There was, however, a significant reduction in maximal cIMT (–0.013 mm per year; 95% CI, –0.024 to –0.003; P = .0093). The study describes this as a surrogate measure for atherosclerosis progression, although it’s a tertiary rather than primary outcome.
Researchers saw a slight decline in HbA1c in the metformin group (–0.13%; 95% CI, –0.22 to –0.037; P = .0060), but researchers say this occurred early and was not sustained.
In the metformin group, compared with placebo, researchers also found reductions in body weight (–1.17 kg; 95% CI,–1.66 to –0.69; p less than .0001) and LDL cholesterol (–0.13 mmol/L; 95% CI, –0.24 to –0.03; P = .0117) on average.
Researchers didn’t find a significant average reduction in insulin use in the metformin group, compared with placebo (–0.005 units per kg; 95% CI, –0.022-0.012, P = .545), although they did notice “a small but sustained reduction in patients allocated to metformin (estimated in post-hoc analyses as –0.023 units per kg; 95% CI, –0.045 to –0.0005; P = .045).”
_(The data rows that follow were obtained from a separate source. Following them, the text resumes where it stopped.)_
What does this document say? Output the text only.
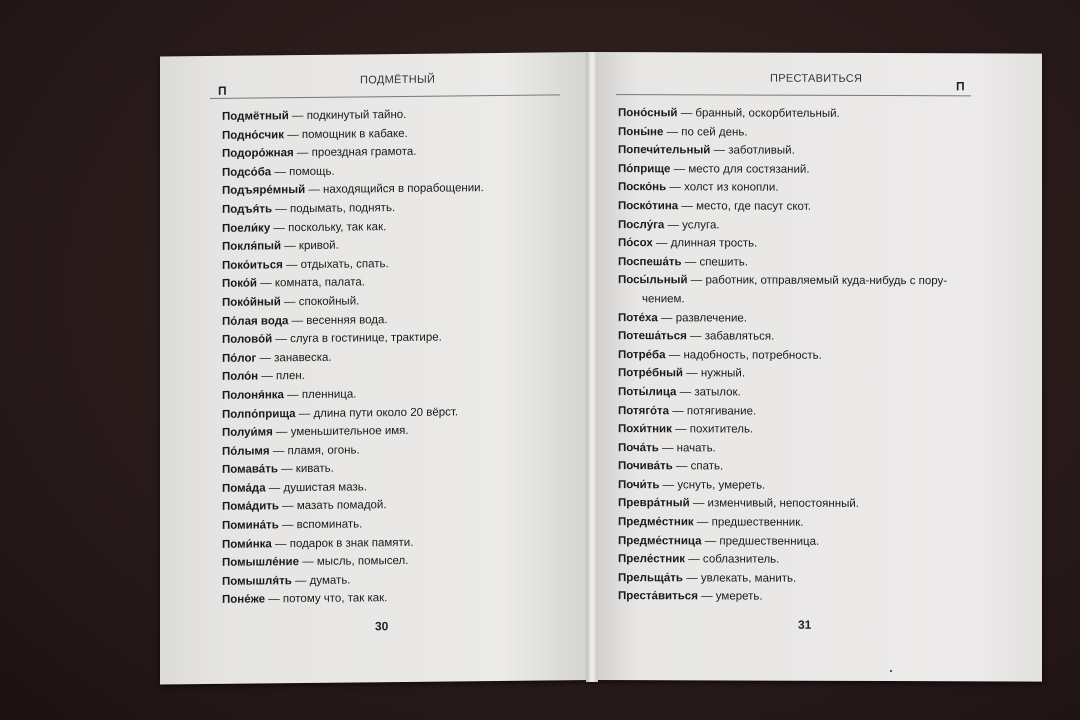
П
ПОДМЁТНЫЙ
Подмётный — подкинутый тайно.
Подно́счик — помощник в кабаке.
Подоро́жная — проездная грамота.
Подсо́ба — помощь.
Подъяре́мный — находящийся в порабощении.
Подъя́ть — подымать, поднять.
Поели́ку — поскольку, так как.
Покля́пый — кривой.
Поко́иться — отдыхать, спать.
Поко́й — комната, палата.
Поко́йный — спокойный.
По́лая вода — весенняя вода.
Полово́й — слуга в гостинице, трактире.
По́лог — занавеска.
Поло́н — плен.
Полоня́нка — пленница.
Полпо́прища — длина пути около 20 вёрст.
Полуи́мя — уменьшительное имя.
По́лымя — пламя, огонь.
Помава́ть — кивать.
Пома́да — душистая мазь.
Пома́дить — мазать помадой.
Помина́ть — вспоминать.
Поми́нка — подарок в знак памяти.
Помышле́ние — мысль, помысел.
Помышля́ть — думать.
Поне́же — потому что, так как.
30
ПРЕСТАВИТЬСЯ
П
Поно́сный — бранный, оскорбительный.
Поны́не — по сей день.
Попечи́тельный — заботливый.
По́прище — место для состязаний.
Поско́нь — холст из конопли.
Поско́тина — место, где пасут скот.
Послу́га — услуга.
По́сох — длинная трость.
Поспеша́ть — спешить.
Посы́льный — работник, отправляемый куда-нибудь с пору-
чением.
Поте́ха — развлечение.
Потеша́ться — забавляться.
Потре́ба — надобность, потребность.
Потре́бный — нужный.
Поты́лица — затылок.
Потяго́та — потягивание.
Похи́тник — похититель.
Поча́ть — начать.
Почива́ть — спать.
Почи́ть — уснуть, умереть.
Превра́тный — изменчивый, непостоянный.
Предме́стник — предшественник.
Предме́стница — предшественница.
Преле́стник — соблазнитель.
Прельща́ть — увлекать, манить.
Преста́виться — умереть.
31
Rates of gastrointestinal problems were higher in the metformin group, and 27% of these patients discontinued treatment, compared with 12% of placebo patients (P = .0002). Five of the metformin patients died (as did two of the placebo patients), but researchers didn’t link the deaths to medication.
The findings were clearly disappointing. “We’re certainly not claiming that this is a positive trial,” said study coauthor Dr. Colhoun.
A member of the audience at the AAD meeting asked another coauthor, Irene Hramiak, MD, of the University of Western Ontario, London, whether she would prescribe metformin to a patient with type 1 diabetes and a high risk of CVD. “Probably not,” she said, but she added that it may have value in adolescents with weight issues. In those cases, she said, there may be a benefit to improving weight control and lowering insulin doses.
In light of the study findings, the authors recommend revising guidelines that suggest the use of metformin in type 1 diabetes: “We identified a transient improvement in glycemia that reverted to baseline with insulin dose reduction and identified no suggestion of greater benefit in overweight or obese patients.”
The study adds, “Rather than a role in glycemic control, our findings suggest that long-term use of metformin in type 1 diabetes might reduce the long-term risk of cardiovascular disease via small but sustained reductions in bodyweight and LDL cholesterol.”
The Juvenile Diabetes Research Foundation funded the study. Merck Germany KGaA provided medication and shipping for free. Itamar Medical donated equipment and services. Dr. Sataar reported consulting fees and/or research support from Amgen, Boehringer Ingelheim, Eli Lilly, Janssen, and Novo Nordisk. Dr. Colhoun and Dr. Hramiak reported multiple disclosures, including advisory panel, research support, and speaker’s bureau and stock/shareholder relationships.
This article was updated June 19, 2017.